- Yield: 2 Dozen
- 0.33 cup (80 ml) vegetable oil
- 1 cup (225 g) packed brown sugar
- 1 teaspoon (5 ml) vanilla extract
- ¼ teaspoon (1.5 g) salt
- 1¼ cups (125 g) certified gluten-free oat bran or oats, ground into a oat bran consistency
- ½ cup (60 g) Bob’s Red Mill white rice flour
- 1 teaspoon (4.6 g) baking powder
- ¼ cup (60 ml) water
- 3 (1.4-ounce, or 40-g) Enjoy Life boom CHOCO boom dark chocolate bars, chopped into 1-inch (2.5-cm) chunks
- 1 cup (145 g) sulfite-free dried cherries
How to Make It
- Preheat oven to 350°F (180°C, or gas mark 4).
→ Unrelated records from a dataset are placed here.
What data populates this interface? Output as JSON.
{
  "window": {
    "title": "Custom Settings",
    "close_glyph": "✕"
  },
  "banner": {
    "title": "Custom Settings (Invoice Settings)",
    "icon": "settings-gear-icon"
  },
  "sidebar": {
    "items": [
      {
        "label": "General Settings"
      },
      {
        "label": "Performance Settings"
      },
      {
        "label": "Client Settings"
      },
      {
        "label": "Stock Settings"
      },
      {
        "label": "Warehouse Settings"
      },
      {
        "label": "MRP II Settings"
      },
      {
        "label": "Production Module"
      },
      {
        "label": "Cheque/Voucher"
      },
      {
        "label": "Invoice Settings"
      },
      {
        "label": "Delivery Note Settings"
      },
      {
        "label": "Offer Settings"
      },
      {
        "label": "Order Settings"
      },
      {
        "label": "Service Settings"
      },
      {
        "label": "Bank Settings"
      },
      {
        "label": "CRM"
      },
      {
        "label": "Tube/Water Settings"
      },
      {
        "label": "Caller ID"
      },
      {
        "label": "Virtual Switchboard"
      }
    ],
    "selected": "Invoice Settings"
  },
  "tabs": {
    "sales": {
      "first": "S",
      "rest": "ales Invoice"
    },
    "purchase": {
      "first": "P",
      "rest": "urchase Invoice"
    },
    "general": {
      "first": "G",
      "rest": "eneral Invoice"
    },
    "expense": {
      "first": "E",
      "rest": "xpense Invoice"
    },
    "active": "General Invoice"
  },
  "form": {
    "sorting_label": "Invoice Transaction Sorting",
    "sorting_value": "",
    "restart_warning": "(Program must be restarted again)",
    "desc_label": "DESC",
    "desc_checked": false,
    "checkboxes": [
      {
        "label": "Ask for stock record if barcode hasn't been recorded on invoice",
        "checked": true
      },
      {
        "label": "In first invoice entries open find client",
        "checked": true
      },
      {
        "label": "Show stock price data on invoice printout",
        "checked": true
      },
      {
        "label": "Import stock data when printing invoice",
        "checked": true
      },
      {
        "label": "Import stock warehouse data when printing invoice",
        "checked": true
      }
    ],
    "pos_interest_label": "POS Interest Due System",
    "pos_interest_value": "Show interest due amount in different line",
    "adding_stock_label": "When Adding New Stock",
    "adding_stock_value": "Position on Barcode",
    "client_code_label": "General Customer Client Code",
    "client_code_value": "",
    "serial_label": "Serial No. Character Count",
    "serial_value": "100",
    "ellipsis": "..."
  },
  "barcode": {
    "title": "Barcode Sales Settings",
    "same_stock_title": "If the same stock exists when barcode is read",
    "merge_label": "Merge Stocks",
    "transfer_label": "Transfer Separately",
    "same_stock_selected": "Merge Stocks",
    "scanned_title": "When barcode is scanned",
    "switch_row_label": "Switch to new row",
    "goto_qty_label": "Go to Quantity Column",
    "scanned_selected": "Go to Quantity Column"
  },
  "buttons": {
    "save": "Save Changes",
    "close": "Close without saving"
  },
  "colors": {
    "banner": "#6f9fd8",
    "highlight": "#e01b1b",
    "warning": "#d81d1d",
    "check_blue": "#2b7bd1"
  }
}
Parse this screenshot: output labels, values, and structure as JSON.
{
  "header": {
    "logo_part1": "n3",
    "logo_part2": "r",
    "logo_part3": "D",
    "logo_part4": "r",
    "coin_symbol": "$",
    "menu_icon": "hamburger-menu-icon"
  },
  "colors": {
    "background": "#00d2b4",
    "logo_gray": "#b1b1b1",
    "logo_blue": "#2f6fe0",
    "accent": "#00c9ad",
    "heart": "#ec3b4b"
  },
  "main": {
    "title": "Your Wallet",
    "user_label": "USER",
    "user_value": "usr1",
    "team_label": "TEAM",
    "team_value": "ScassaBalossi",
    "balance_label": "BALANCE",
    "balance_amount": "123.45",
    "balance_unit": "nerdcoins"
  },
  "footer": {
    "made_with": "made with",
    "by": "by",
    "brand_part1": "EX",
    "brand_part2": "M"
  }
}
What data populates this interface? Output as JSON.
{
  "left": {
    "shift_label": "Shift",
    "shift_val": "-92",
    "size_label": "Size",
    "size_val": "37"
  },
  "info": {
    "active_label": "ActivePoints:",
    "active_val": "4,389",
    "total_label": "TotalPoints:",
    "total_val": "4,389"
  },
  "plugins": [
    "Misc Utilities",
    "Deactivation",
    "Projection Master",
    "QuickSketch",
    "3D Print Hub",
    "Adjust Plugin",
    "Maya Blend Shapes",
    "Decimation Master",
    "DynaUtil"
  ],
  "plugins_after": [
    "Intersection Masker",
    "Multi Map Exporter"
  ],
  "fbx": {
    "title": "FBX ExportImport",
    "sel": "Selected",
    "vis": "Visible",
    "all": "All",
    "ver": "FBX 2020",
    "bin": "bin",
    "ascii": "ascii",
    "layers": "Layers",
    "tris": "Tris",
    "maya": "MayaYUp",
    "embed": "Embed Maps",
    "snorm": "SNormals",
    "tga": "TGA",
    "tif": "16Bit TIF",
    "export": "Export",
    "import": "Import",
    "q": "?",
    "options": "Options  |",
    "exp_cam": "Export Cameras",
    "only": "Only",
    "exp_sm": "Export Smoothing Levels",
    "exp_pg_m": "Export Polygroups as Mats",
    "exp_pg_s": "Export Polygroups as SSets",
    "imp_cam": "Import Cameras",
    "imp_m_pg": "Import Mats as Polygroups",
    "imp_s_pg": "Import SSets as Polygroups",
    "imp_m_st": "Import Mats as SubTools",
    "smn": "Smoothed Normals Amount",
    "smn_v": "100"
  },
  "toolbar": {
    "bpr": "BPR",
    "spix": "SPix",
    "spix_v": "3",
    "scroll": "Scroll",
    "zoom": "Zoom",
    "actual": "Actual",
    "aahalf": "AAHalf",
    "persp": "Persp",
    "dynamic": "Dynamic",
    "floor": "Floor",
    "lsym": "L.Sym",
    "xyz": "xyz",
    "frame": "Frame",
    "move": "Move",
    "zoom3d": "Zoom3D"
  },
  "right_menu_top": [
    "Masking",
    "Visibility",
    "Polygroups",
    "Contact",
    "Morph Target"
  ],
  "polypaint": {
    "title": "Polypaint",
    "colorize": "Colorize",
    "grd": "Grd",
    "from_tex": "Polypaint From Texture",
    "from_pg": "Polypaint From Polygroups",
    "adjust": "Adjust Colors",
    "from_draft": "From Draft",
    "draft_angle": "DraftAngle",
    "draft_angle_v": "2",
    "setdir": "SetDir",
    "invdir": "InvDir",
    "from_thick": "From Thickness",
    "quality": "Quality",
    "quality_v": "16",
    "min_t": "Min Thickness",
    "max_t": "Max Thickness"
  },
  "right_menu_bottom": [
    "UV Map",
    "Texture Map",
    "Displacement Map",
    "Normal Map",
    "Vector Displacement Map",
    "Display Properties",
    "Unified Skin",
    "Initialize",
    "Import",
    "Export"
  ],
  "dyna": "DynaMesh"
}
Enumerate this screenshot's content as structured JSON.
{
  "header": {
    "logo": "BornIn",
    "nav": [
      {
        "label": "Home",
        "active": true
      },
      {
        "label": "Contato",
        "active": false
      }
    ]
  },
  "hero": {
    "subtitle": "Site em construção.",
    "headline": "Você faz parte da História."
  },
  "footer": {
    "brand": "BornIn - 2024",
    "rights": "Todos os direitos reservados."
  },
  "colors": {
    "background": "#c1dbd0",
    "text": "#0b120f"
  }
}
- In a bowl, mix together oil, brown sugar, vanilla, and salt. Add oat bran, flour, and baking powder and mix. While mixing, slowly pour in the water until the dough is smooth. Stir in the chocolate chunks and cherries.
- Use a small ice cream/cookie scoop or drop dough by tablespoon onto a baking sheet, spacing the cookies about 4 inches (10 cm) apart (about 6 cookies per baking sheet). Cookies will spread as they bake.
- Bake for about 12 to 15 minutes, or until golden around the edges and soft in the center. Let cool on baking sheet for less than 10 minutes. Remove with a spatula and place on a flat surface to cool completely.